The purpose of this study is to determine whether two distinct histopathological–immunopathological lesions, which have been reported in severe lupus nephritis, diffuse global glomerulonephritis (GN) (WHO IV) and a segmental and necrotising GN (WHO III) can be reported to coexist in a single patient. We examine the evidence of coexistence of these disparate lesions and the prognostic significance in a group of patients with severe lupus nephritis who have been subjected to a common therapeutic regimen by protocol. The simple, reproducible parameter indicating the presence of glomerular capillary necrosis was the presence of crescents. We, therefore, reviewed 39 renal biopsies with diffuse global lupus GN (WHO IV) (Churg, J, Sobin, LH. Lupus nephritis. Renal disease, classification and atlas of glomerular diseases. New York: Igaku-Shoin; 1982. p. 127–149). and used crescents as a surrogate for glomerular necrosis.
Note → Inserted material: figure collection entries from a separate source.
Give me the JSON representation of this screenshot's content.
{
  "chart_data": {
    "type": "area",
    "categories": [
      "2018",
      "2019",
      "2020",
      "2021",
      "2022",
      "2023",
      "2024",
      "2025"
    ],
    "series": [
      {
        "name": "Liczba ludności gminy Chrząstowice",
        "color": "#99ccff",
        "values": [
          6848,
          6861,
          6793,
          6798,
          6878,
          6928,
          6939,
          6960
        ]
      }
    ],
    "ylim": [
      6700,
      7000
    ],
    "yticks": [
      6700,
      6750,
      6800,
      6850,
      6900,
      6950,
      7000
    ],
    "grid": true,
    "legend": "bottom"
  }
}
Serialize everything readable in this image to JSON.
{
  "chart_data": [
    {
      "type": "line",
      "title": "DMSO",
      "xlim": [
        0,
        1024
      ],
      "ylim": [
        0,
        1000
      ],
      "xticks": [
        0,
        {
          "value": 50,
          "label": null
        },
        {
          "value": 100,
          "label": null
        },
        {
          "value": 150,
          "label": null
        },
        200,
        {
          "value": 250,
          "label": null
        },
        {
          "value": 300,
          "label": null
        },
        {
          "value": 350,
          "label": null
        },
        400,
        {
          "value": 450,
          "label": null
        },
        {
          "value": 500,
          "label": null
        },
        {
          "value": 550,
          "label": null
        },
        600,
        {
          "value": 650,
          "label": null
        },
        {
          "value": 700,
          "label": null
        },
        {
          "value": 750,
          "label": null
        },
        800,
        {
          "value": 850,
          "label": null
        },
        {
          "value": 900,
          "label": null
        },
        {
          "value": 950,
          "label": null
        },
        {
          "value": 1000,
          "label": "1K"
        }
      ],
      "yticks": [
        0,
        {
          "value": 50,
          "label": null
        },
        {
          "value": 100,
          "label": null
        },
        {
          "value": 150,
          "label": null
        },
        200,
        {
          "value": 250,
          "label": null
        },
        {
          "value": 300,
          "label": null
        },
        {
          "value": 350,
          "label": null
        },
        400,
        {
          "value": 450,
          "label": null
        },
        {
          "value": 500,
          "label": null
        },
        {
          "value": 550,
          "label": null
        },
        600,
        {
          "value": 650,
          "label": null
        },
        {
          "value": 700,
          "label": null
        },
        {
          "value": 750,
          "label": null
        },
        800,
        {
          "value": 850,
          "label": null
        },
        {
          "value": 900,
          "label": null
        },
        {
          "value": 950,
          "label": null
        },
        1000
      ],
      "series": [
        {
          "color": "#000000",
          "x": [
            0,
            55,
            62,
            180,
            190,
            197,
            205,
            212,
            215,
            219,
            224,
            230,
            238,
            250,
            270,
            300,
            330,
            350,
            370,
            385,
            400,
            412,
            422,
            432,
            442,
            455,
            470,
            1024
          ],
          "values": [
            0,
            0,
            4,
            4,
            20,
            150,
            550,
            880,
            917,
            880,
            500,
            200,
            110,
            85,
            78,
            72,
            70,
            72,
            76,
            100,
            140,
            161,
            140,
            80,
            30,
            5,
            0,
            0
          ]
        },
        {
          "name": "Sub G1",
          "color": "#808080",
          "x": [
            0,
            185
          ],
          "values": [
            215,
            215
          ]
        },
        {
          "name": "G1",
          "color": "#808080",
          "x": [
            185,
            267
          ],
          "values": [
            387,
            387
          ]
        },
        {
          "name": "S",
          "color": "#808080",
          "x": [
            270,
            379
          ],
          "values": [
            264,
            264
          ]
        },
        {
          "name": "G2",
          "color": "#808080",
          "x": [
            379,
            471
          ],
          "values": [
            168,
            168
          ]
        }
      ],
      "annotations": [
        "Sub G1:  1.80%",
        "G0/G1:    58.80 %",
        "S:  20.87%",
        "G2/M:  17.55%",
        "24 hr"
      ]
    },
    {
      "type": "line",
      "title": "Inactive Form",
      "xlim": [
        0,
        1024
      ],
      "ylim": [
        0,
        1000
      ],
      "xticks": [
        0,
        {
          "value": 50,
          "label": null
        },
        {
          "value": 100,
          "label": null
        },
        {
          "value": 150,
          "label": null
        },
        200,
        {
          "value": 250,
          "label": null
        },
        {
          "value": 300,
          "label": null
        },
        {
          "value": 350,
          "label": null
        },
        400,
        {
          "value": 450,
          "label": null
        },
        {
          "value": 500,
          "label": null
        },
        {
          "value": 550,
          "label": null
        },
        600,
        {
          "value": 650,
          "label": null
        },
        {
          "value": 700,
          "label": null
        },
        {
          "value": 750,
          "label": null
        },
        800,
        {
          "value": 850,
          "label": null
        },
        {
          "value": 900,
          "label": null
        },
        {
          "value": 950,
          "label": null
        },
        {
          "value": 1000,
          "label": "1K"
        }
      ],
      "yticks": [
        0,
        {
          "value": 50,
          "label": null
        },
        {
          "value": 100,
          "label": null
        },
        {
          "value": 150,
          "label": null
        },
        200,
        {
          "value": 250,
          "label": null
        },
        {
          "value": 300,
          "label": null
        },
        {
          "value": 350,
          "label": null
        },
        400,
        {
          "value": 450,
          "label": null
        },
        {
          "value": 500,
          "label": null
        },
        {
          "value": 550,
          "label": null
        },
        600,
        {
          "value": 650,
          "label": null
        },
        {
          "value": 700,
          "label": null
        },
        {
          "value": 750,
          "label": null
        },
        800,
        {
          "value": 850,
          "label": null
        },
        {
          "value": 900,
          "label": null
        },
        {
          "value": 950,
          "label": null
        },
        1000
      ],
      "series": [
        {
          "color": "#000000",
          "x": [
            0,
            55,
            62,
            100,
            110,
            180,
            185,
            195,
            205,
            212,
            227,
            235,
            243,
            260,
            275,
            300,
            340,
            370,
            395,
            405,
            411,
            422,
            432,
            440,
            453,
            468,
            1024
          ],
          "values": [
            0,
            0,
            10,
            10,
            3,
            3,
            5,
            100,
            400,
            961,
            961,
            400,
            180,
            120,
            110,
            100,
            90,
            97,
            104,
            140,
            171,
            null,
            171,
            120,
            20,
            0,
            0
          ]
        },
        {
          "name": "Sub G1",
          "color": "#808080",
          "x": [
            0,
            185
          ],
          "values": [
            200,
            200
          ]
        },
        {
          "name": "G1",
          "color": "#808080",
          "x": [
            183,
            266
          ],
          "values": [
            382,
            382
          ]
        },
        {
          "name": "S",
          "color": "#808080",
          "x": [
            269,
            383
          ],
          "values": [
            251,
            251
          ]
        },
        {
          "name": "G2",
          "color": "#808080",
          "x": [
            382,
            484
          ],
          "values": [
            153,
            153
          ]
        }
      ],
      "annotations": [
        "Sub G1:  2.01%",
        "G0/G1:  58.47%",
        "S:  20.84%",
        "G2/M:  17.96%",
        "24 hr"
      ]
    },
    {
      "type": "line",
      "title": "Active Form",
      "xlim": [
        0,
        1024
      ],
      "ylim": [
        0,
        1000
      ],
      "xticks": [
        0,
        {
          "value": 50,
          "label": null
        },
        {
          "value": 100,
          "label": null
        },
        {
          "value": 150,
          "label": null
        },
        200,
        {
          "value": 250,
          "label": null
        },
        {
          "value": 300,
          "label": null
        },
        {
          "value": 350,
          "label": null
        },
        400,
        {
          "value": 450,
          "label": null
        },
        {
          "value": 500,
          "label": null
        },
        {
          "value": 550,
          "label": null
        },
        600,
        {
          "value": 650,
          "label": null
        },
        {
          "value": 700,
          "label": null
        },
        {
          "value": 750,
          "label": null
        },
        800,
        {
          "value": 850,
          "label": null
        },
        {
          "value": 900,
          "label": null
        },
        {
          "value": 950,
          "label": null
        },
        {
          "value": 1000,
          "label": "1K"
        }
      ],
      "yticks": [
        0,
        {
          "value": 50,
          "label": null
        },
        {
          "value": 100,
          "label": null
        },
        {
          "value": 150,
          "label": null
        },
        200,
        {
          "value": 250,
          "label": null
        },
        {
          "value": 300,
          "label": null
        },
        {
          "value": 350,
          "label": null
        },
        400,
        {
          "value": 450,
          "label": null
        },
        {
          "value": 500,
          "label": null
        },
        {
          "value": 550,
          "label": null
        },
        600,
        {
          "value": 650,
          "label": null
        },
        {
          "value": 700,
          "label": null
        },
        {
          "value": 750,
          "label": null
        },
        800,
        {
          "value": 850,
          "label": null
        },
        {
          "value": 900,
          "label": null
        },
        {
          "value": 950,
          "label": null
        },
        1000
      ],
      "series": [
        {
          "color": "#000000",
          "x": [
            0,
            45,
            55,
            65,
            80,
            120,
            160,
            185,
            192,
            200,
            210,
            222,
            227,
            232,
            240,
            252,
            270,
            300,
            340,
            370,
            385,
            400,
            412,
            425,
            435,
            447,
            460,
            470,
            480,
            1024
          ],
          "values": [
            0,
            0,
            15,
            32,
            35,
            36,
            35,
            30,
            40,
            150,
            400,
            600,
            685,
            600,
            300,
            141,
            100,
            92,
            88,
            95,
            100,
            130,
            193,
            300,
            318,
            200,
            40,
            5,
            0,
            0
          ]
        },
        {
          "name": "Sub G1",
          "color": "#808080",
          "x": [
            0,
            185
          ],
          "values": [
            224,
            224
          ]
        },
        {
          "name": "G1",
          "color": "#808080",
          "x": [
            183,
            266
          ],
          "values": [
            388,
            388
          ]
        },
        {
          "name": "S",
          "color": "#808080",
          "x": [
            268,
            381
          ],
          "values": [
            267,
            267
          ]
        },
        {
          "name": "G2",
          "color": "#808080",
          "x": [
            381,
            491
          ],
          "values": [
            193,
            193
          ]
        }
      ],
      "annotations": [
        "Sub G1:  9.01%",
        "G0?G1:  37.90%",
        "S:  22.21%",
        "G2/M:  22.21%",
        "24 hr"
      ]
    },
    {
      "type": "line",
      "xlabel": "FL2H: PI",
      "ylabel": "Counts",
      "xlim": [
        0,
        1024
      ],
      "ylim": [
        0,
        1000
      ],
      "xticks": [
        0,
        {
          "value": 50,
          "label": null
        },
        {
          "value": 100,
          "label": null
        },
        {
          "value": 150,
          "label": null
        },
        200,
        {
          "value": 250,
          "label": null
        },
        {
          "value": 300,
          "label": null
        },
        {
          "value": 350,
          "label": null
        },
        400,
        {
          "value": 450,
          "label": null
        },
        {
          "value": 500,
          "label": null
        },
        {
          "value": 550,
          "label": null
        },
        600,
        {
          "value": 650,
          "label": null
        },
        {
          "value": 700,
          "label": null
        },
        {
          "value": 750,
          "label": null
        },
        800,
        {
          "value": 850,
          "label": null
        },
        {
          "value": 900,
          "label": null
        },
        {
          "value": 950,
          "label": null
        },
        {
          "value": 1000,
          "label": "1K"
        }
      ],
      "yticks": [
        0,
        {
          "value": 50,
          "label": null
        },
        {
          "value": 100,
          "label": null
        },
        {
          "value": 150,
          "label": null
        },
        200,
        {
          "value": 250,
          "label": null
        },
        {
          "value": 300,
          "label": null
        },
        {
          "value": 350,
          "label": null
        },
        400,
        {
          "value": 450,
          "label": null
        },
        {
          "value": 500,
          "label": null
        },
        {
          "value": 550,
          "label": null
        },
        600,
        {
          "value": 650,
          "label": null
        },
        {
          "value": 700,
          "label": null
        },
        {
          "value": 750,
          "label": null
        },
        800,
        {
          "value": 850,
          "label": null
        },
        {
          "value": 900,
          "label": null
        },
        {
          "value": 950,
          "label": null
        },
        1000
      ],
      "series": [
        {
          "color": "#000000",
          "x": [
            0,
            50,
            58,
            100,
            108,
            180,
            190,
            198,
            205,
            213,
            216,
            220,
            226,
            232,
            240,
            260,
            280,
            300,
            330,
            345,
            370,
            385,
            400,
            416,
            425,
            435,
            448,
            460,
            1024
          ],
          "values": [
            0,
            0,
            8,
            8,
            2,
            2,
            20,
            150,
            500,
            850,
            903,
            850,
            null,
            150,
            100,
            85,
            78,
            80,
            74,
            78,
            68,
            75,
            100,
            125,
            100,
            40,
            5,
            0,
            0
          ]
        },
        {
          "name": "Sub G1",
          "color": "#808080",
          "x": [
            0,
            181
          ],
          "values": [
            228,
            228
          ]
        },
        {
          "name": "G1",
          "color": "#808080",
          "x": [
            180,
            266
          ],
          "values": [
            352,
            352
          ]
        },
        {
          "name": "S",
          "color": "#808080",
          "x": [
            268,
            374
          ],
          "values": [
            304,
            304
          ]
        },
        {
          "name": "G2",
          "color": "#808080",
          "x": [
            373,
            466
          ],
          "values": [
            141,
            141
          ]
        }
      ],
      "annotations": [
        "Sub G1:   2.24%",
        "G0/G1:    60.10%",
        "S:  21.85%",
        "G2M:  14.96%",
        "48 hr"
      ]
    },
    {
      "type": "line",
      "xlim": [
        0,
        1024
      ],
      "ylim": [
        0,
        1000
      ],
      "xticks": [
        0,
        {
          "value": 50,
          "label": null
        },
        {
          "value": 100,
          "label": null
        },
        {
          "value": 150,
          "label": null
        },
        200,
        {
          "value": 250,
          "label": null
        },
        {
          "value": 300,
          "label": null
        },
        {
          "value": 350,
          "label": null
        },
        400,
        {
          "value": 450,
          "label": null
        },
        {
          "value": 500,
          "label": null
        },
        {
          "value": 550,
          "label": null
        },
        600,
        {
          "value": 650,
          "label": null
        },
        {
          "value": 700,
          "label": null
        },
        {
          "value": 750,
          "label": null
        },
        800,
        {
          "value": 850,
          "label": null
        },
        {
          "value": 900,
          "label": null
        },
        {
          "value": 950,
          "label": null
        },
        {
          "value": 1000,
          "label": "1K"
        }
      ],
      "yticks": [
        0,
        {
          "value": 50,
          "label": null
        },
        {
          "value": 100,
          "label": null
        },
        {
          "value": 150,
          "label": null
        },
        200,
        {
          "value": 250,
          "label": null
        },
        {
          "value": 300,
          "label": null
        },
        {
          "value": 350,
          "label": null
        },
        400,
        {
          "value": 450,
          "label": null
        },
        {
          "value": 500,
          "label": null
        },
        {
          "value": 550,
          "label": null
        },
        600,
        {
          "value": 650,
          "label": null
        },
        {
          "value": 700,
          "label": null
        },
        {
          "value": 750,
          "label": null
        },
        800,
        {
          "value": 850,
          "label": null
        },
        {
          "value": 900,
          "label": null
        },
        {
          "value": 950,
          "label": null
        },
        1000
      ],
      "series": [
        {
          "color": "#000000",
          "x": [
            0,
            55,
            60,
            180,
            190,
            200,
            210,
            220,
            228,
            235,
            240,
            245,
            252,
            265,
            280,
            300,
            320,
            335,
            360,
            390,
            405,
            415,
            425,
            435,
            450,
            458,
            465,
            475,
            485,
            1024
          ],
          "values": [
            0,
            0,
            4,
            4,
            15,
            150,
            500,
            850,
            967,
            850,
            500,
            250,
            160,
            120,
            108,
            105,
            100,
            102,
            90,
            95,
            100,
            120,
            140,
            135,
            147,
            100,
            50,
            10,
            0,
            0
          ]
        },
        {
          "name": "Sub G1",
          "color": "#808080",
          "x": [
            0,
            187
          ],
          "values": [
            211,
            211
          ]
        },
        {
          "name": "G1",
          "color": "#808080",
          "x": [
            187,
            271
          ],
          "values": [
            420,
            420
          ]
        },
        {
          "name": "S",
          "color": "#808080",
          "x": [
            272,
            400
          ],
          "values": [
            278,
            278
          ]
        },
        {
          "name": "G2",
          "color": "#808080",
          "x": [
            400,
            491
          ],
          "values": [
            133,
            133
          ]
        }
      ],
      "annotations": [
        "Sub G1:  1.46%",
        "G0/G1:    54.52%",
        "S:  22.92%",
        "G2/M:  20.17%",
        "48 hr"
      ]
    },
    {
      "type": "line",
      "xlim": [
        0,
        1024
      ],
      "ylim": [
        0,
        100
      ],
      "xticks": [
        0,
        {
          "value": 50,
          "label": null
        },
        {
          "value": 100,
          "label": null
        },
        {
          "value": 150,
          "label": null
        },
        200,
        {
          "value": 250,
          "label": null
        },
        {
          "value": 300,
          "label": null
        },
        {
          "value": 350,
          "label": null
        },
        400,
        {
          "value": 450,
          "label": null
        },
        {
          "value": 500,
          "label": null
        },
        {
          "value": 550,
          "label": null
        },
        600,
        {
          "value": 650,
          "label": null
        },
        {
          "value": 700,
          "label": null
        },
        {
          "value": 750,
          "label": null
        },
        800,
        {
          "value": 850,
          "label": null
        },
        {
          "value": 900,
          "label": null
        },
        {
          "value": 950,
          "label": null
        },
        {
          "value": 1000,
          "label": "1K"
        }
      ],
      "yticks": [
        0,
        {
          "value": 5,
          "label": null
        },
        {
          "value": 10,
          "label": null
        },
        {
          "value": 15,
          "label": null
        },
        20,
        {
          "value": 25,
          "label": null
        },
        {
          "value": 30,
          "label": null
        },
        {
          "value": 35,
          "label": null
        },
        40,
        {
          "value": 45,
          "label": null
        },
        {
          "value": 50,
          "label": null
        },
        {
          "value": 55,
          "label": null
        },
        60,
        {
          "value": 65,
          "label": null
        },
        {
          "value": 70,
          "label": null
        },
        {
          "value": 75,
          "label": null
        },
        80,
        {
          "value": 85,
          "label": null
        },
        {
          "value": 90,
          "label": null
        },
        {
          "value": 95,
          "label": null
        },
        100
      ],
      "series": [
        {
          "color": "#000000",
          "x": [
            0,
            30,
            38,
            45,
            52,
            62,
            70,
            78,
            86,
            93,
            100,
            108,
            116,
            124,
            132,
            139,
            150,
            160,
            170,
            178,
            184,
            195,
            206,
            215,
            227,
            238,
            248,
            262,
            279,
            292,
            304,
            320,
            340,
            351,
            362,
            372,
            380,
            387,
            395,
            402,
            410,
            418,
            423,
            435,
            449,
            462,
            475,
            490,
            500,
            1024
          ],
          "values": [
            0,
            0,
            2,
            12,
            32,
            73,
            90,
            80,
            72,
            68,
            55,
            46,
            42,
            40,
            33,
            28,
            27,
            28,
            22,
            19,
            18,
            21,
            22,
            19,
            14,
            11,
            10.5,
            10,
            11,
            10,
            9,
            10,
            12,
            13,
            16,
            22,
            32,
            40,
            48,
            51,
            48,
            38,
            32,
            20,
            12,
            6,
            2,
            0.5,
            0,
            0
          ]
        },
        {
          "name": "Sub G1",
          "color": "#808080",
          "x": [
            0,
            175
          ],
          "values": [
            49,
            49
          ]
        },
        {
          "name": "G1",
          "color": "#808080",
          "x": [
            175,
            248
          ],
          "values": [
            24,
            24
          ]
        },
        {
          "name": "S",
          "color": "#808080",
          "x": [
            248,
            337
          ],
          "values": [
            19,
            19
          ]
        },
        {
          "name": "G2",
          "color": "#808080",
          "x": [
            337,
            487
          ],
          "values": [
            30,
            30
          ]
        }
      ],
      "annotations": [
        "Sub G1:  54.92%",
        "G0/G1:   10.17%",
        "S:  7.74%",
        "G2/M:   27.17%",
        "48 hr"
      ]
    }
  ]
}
Peripheral capillary immune deposits were less prominent in WHO IV with crescents compared with those without and resembled the reduced immune deposits seen in severe segmental GN (WHO III ≥ 50%). Patients with WHO IV with crescents had decreased survival without end-stage renal disease ( P = 0.02), fewer remissions ( P = 0.04) and more adverse outcomes (12/22 vs 3/17) ( P = 0.02) than those without crescents, and this was similar to patients with WHO III ≥50%. We conclude that, on the basis of immunological and morphological features, WHO IV with crescents appears to be the result of two distinct pathogenetic mechanisms. We propose that diffuse global lupus GN, associated with crescents, is best described as WHO class IV + WHO class III.